I didn't get any takers here, but Ryan Anderson takes a crack over at First Things at the question I asked in the wake of the WHO-Guttmacher Study. As I read his thoughtful post, he suggests that a consequentialist approach to the decision whether "there ought'a be a law" may not be appropriate or decisive in all moral contexts, or, perhaps, consequentialist considerations are muted in certain contexts. His post provides a lot of food for thought.
I do have a question, though, about a passing analogy he makes to slavery. Anderson asks:
What if during the early days of abolition people claimed that the results of outlawing the slave trade wouldn’t reduce the number of slaves but would only have deleterious effects on those slaves who now would be transported on the black market? I doubt that any of us would consider this a reason not to start down the road of criminalizing slavery and emancipating slaves.
I'm not sure I fully buy the analogy here. Slavery is, at least in substantial part, a legal (status) relationship. As such, a law outlawing slavery would, in some substantive sense, be guaranteed to be effective in that it would immediately transform the legal status of the former slaves.

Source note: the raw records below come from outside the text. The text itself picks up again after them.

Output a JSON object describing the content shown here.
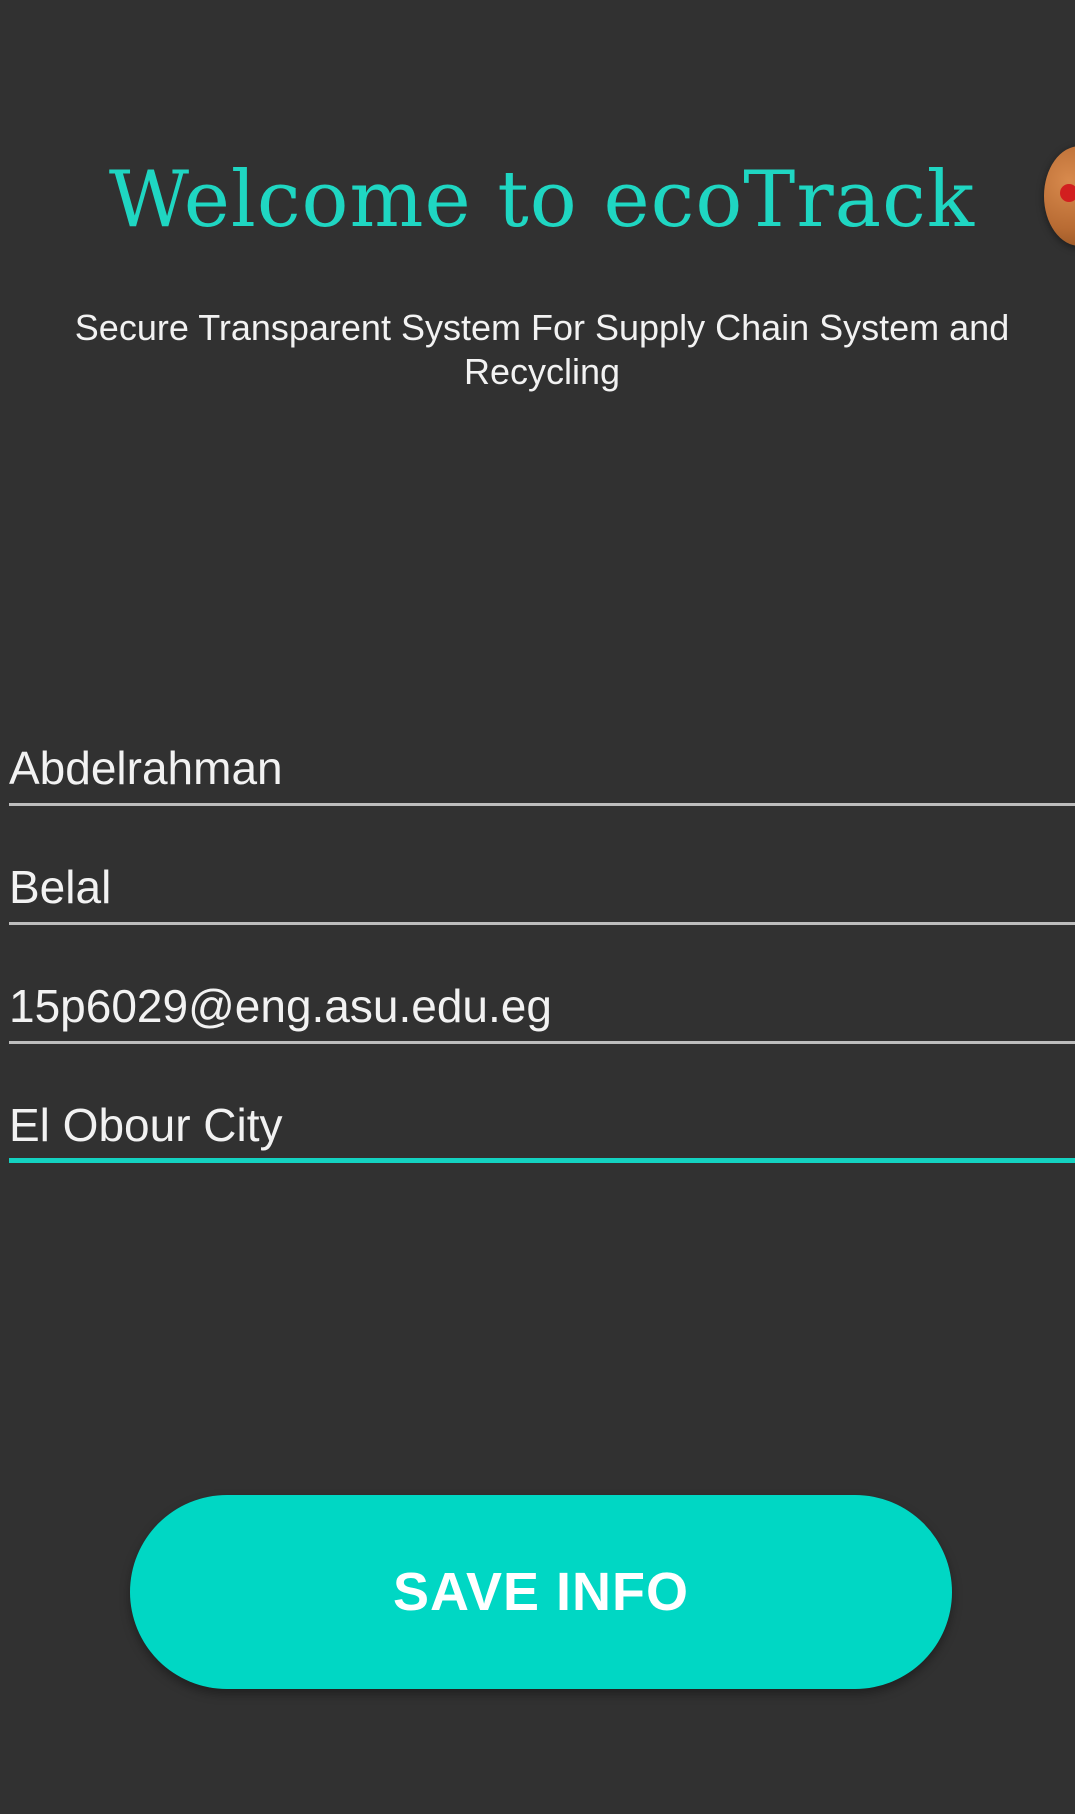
{
  "header": {
    "title": "Welcome to ecoTrack",
    "subtitle": "Secure Transparent System For Supply Chain System and Recycling"
  },
  "overlay": {
    "bubble_icon": "floating-bubble-icon",
    "bubble_color": "#b86b33",
    "bubble_dot_color": "#d21f1f"
  },
  "form": {
    "first_name_value": "Abdelrahman",
    "last_name_value": "Belal",
    "email_value": "15p6029@eng.asu.edu.eg",
    "city_value": "El Obour City"
  },
  "actions": {
    "save_label": "SAVE INFO"
  },
  "theme": {
    "background": "#313131",
    "accent": "#00d7c4",
    "title_color": "#1fd6c2",
    "text_color": "#f2f2f2"
  }
}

Now, Anderson is right of course that such a law might drive relations of involuntary servitude underground or might simply lead slavery to be replaced by new legal institutions (e.g., debt peonage) that make former slaves even worse off in some respect, or perhaps no better off (although this is certainly contestable, since one might plausibly argue that even the most destitute and dependent free person is better off than the legally enslaved). The analogous question to the one I asked would be whether these
consequences would be worth paying for the abolition of legal slavery. (As an aside, at least one feature of abortion makes me think it would to be
harder to stamp out than slavery, and that is that, unlike slavery, all
parties involved (with the exception of the fetus, who cannot speak for
him or herself) consent to the procedure. As with other consensual vices --
prostitution and drug sales spring to mind -- this dimension might make
enforcement of laws prohibiting abortion very challenging in a free
society.) I think the ultimate answer would depend, at least in part, on whether we thought the hypothetical consequences of outlawing slavery were really beyond our control, but I'm not sure it's absurd to suggest that they would be at least relevant to the question whether (or perhaps how) to abolish slavery.
For a different take on this question than Anderson's, take a look at this post over at Catholic blog Vox Nova.